[R-sig-ME] Large data set with several nesting levels and autocorrelated errors

lorenz.gygax at art.admin.ch lorenz.gygax at art.admin.ch
Tue Jul 24 16:06:24 CEST 2012


Dear Mixed-Modelers,

we are measuring brain activation in animals by non-invasively tracking brain hemodynamics using near-infrared light. We have measured 24 subjects (half of which are kept in either of two housing conditions) in three experimental conditions each and present the according stimuli 12 times per condition (12 blocks). Each presentation lasts 75 seconds and we get a measurement at 1 Hz for eight measurement channels representing different locations on the head.

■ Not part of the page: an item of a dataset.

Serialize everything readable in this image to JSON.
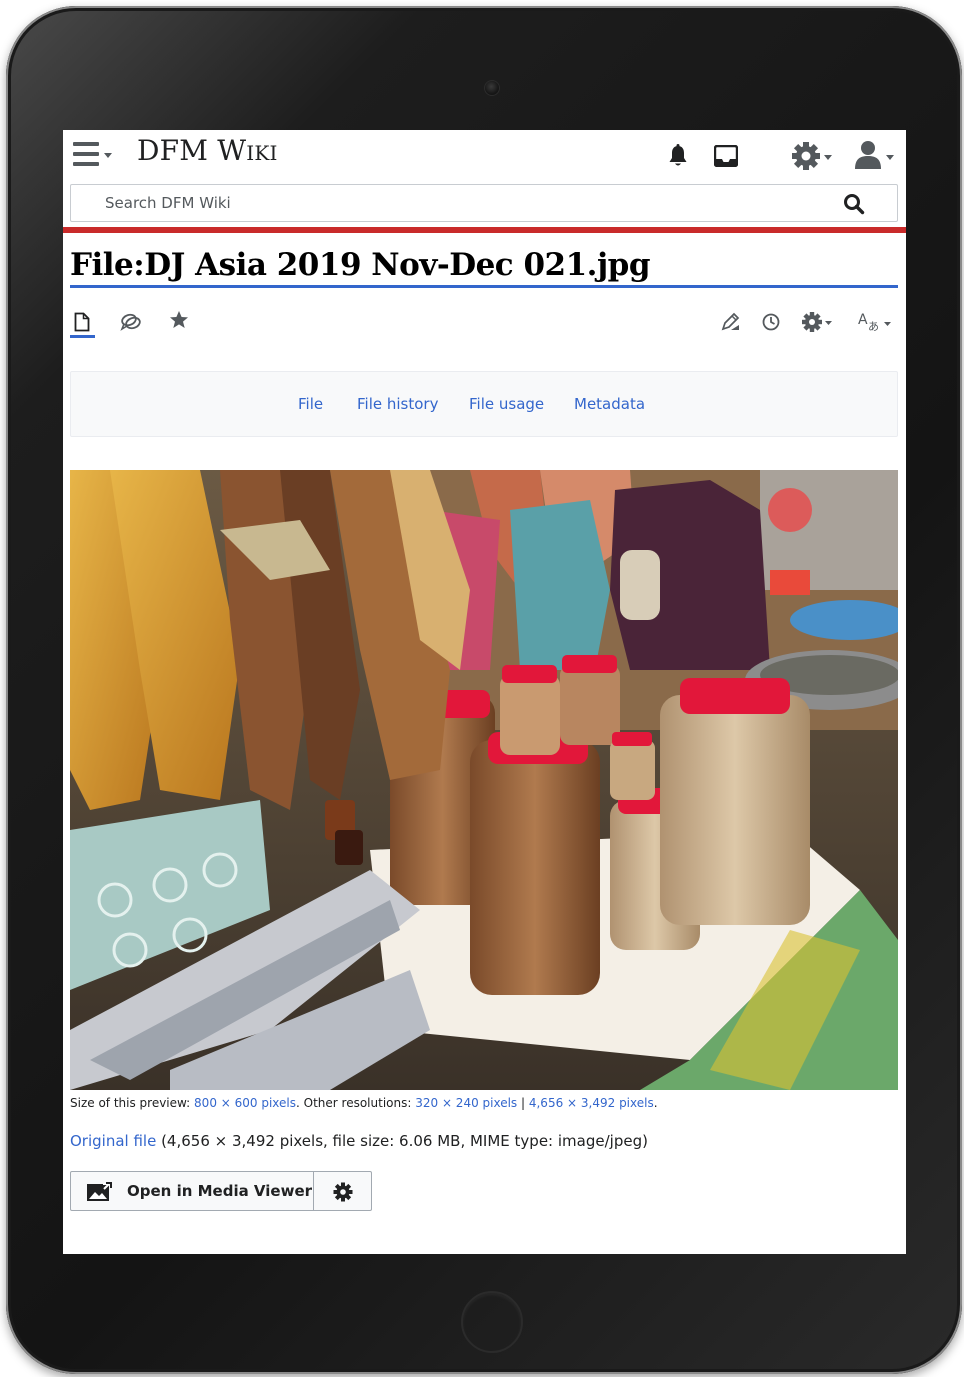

This results in 24 * 3 * 12 * 75 * 8 = 518'400 rows in a complete data set (some few stimulations are actually missing due to measurement artifacts resulting in a bit less than 500'000 rows in the actual data set). So far, we have usually calculated block averages across the 12 repetitions per stimulus (using the median at each time point across the 12 repetitions). In the current experiment, we have the impression that this averaging smoothes too much of the patterns that are visible in the raw data and thus, we would like to work with the complete non-averaged data set. We are specifically interested in the shape of the time-course of the signal.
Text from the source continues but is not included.